Creeping thistle (Circium arvense) is a particularly problematic weed on grassland as it can be difficult to eradicate once it is fully established. It can also affect other areas such as gardens and waste land.
Thistles can grow up to 1.5m tall and flower from July to September with dark pink / purple flowers. Thistles produce horizontal growing roots which are brittle but easily re-grow if they are snapped or broken, forming new shoots. As these roots begin to thicken root buds will be formed and grow into new shoots. Unfortunately, cutting the grass, or aggravating them by digging the soil will only encourage new growth from these roots. Sometimes an individual plant will grow but they usually form a clump.
Why Are Thistles A Problem?
Thistles are pretty much self-fertile so will readily produce seeds and reproduce this way too. Seeds has a rapid germination and higher temperatures during the Summer months increase the germination rate. Thistles can take over a variety of areas including uncultivated soil and grassland including pastures.
How Do I Control Or Treat Thistles?
We recommend treating Thistles when they are actively growing in early spring / summer, before they start to flower. Depending on weather factors thistles normally flower between July and September.
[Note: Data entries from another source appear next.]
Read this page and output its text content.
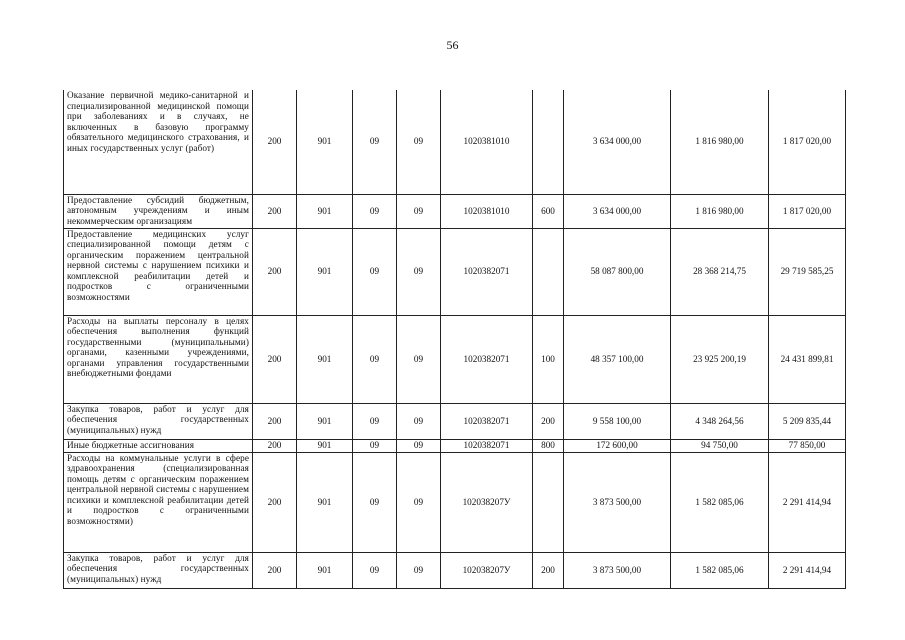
56
Оказание первичной медико-санитарной и специализированной медицинской помощи при заболеваниях и в случаях, не включенных в базовую программу обязательного медицинского страхования, и иных государственных услуг (работ)	200	901	09	09	1020381010		3 634 000,00	1 816 980,00	1 817 020,00
Предоставление субсидий бюджетным, автономным учреждениям и иным некоммерческим организациям	200	901	09	09	1020381010	600	3 634 000,00	1 816 980,00	1 817 020,00
Предоставление медицинских услуг специализированной помощи детям с органическим поражением центральной нервной системы с нарушением психики и комплексной реабилитации детей и подростков с ограниченными возможностями	200	901	09	09	1020382071		58 087 800,00	28 368 214,75	29 719 585,25
Расходы на выплаты персоналу в целях обеспечения выполнения функций государственными (муниципальными) органами, казенными учреждениями, органами управления государственными внебюджетными фондами	200	901	09	09	1020382071	100	48 357 100,00	23 925 200,19	24 431 899,81
Закупка товаров, работ и услуг для обеспечения государственных (муниципальных) нужд	200	901	09	09	1020382071	200	9 558 100,00	4 348 264,56	5 209 835,44
Иные бюджетные ассигнования	200	901	09	09	1020382071	800	172 600,00	94 750,00	77 850,00
Расходы на коммунальные услуги в сфере здравоохранения (специализированная помощь детям с органическим поражением центральной нервной системы с нарушением психики и комплексной реабилитации детей и подростков с ограниченными возможностями)	200	901	09	09	102038207У		3 873 500,00	1 582 085,06	2 291 414,94
Закупка товаров, работ и услуг для обеспечения государственных (муниципальных) нужд	200	901	09	09	102038207У	200	3 873 500,00	1 582 085,06	2 291 414,94
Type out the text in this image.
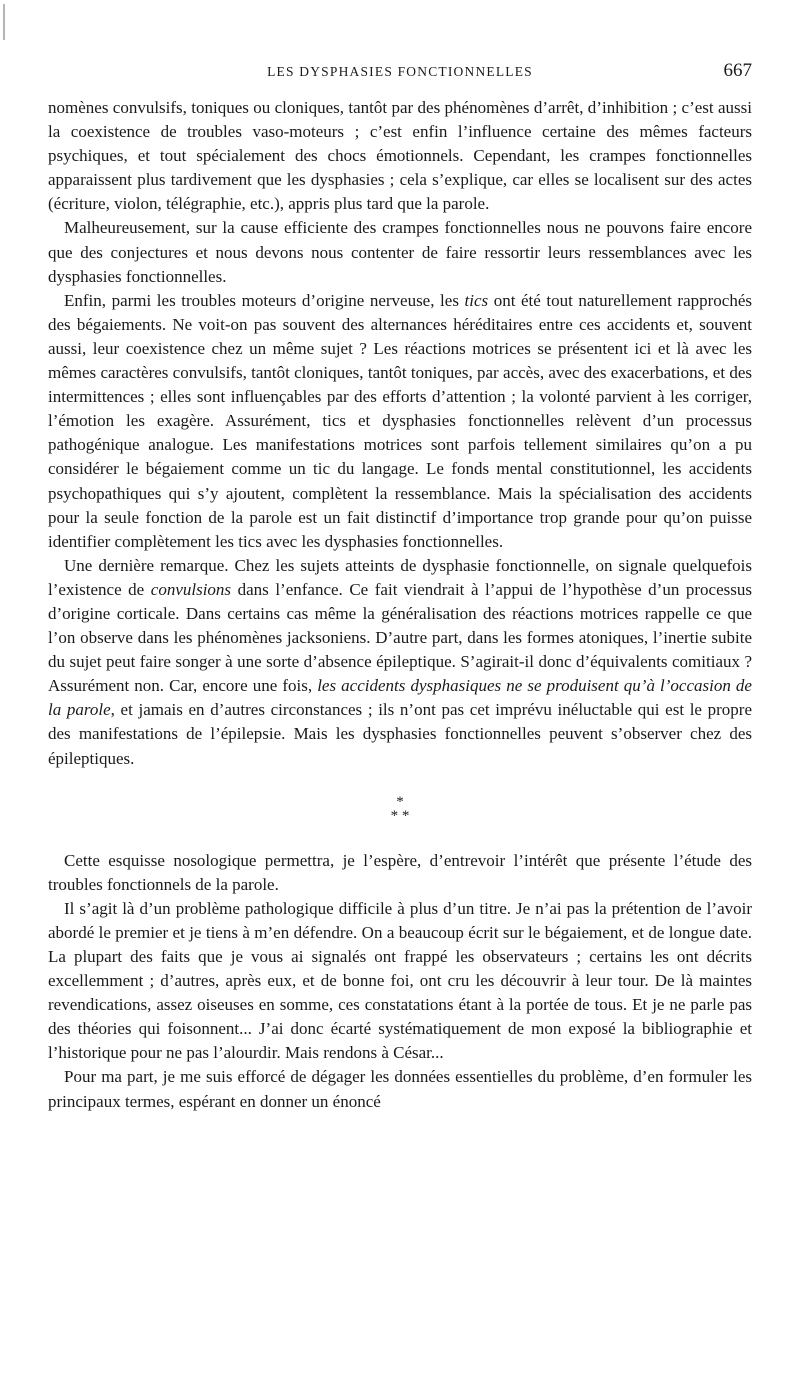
LES DYSPHASIES FONCTIONNELLES	667

nomènes convulsifs, toniques ou cloniques, tantôt par des phénomènes d’arrêt, d’inhibition ; c’est aussi la coexistence de troubles vaso-moteurs ; c’est enfin l’influence certaine des mêmes facteurs psychiques, et tout spécialement des chocs émotionnels. Cependant, les crampes fonctionnelles apparaissent plus tardivement que les dysphasies ; cela s’explique, car elles se localisent sur des actes (écriture, violon, télégraphie, etc.), appris plus tard que la parole.

Malheureusement, sur la cause efficiente des crampes fonctionnelles nous ne pouvons faire encore que des conjectures et nous devons nous contenter de faire ressortir leurs ressemblances avec les dysphasies fonctionnelles.

Enfin, parmi les troubles moteurs d’origine nerveuse, les tics ont été tout naturellement rapprochés des bégaiements. Ne voit-on pas souvent des alternances héréditaires entre ces accidents et, souvent aussi, leur coexistence chez un même sujet ? Les réactions motrices se présentent ici et là avec les mêmes caractères convulsifs, tantôt cloniques, tantôt toniques, par accès, avec des exacerbations, et des intermittences ; elles sont influençables par des efforts d’attention ; la volonté parvient à les corriger, l’émotion les exagère. Assurément, tics et dysphasies fonctionnelles relèvent d’un processus pathogénique analogue. Les manifestations motrices sont parfois tellement similaires qu’on a pu considérer le bégaiement comme un tic du langage. Le fonds mental constitutionnel, les accidents psychopathiques qui s’y ajoutent, complètent la ressemblance. Mais la spécialisation des accidents pour la seule fonction de la parole est un fait distinctif d’importance trop grande pour qu’on puisse identifier complètement les tics avec les dysphasies fonctionnelles.

Une dernière remarque. Chez les sujets atteints de dysphasie fonctionnelle, on signale quelquefois l’existence de convulsions dans l’enfance. Ce fait viendrait à l’appui de l’hypothèse d’un processus d’origine corticale. Dans certains cas même la généralisation des réactions motrices rappelle ce que l’on observe dans les phénomènes jacksoniens. D’autre part, dans les formes atoniques, l’inertie subite du sujet peut faire songer à une sorte d’absence épileptique. S’agirait-il donc d’équivalents comitiaux ? Assurément non. Car, encore une fois, les accidents dysphasiques ne se produisent qu’à l’occasion de la parole, et jamais en d’autres circonstances ; ils n’ont pas cet imprévu inéluctable qui est le propre des manifestations de l’épilepsie. Mais les dysphasies fonctionnelles peuvent s’observer chez des épileptiques.

*
* *

Cette esquisse nosologique permettra, je l’espère, d’entrevoir l’intérêt que présente l’étude des troubles fonctionnels de la parole.

Il s’agit là d’un problème pathologique difficile à plus d’un titre. Je n’ai pas la prétention de l’avoir abordé le premier et je tiens à m’en défendre. On a beaucoup écrit sur le bégaiement, et de longue date. La plupart des faits que je vous ai signalés ont frappé les observateurs ; certains les ont décrits excellemment ; d’autres, après eux, et de bonne foi, ont cru les découvrir à leur tour. De là maintes revendications, assez oiseuses en somme, ces constatations étant à la portée de tous. Et je ne parle pas des théories qui foisonnent... J’ai donc écarté systématiquement de mon exposé la bibliographie et l’historique pour ne pas l’alourdir. Mais rendons à César...

Pour ma part, je me suis efforcé de dégager les données essentielles du problème, d’en formuler les principaux termes, espérant en donner un énoncé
As they can re shoot from broken roots it is important that the thistle is killed right down to the root leaving little chance of re growth. Therefore, it is often difficult to use non-chemical control methods such as digging the plant out as any damage caused to roots by a spade can promote regeneration.
We recommend using a product specially designed to target thistles, for example ThistleX, as it kills right down to the root of the plant and prevents re-growth.